I have made the word “average” boldface three times in this section for a reason. This is a very important point to keep in mind - the parameters will not tell you how variable will change for any specific observation. Any regression model captures mean tendencies and thus the word “average” is very important in the interpretation. In each specific case, the increase of size by 1 squared meter will lead to different increases (and even decreases in some cases) of the overall costs. But if we take the arithmetic mean of those individual effects, it should be close to the value of the parameter in the model. This however is only possible if all the assumptions of regression hold (see Section 15).

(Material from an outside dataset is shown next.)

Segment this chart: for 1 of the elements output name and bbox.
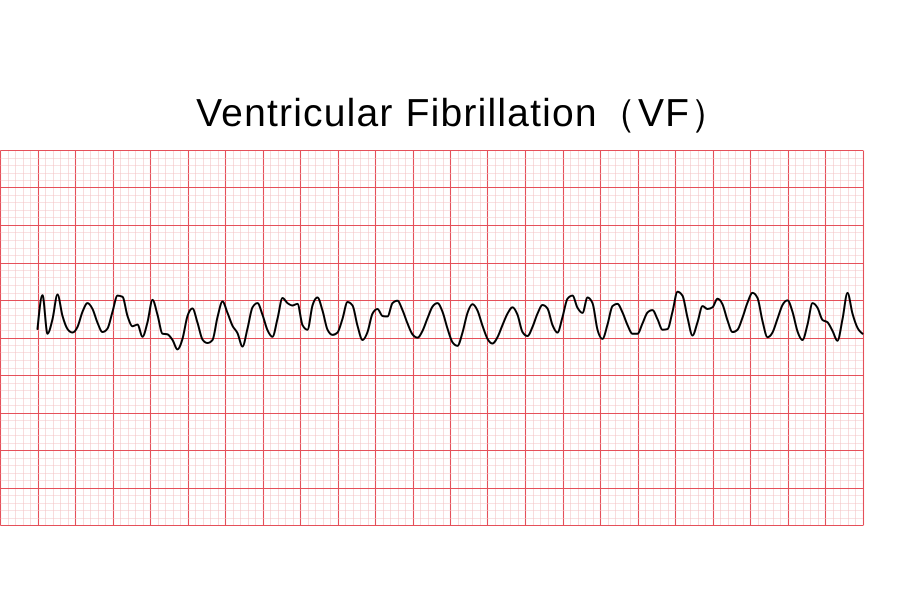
chart-title: Ventricular Fibrillation（VF） — [196, 92, 730, 135]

Finally, it is worth discussing what the interpretation of the intercept in the model is. If we set all the explanatory variables to zero, the overall costs will be equal to the value of the intercept. In our example, where we fitted the basic linear model, the interpretation is meaningless: there is no such thing as a house with no costs, size of zero, and it definitely cannot have negative overall costs. In this case, intercept plays purely technical role, showing where the regression line intersects the y-axis. However, if we were to build a different model, the value might have a meaning. Still, we personally prefer avoiding interpreting the intercept.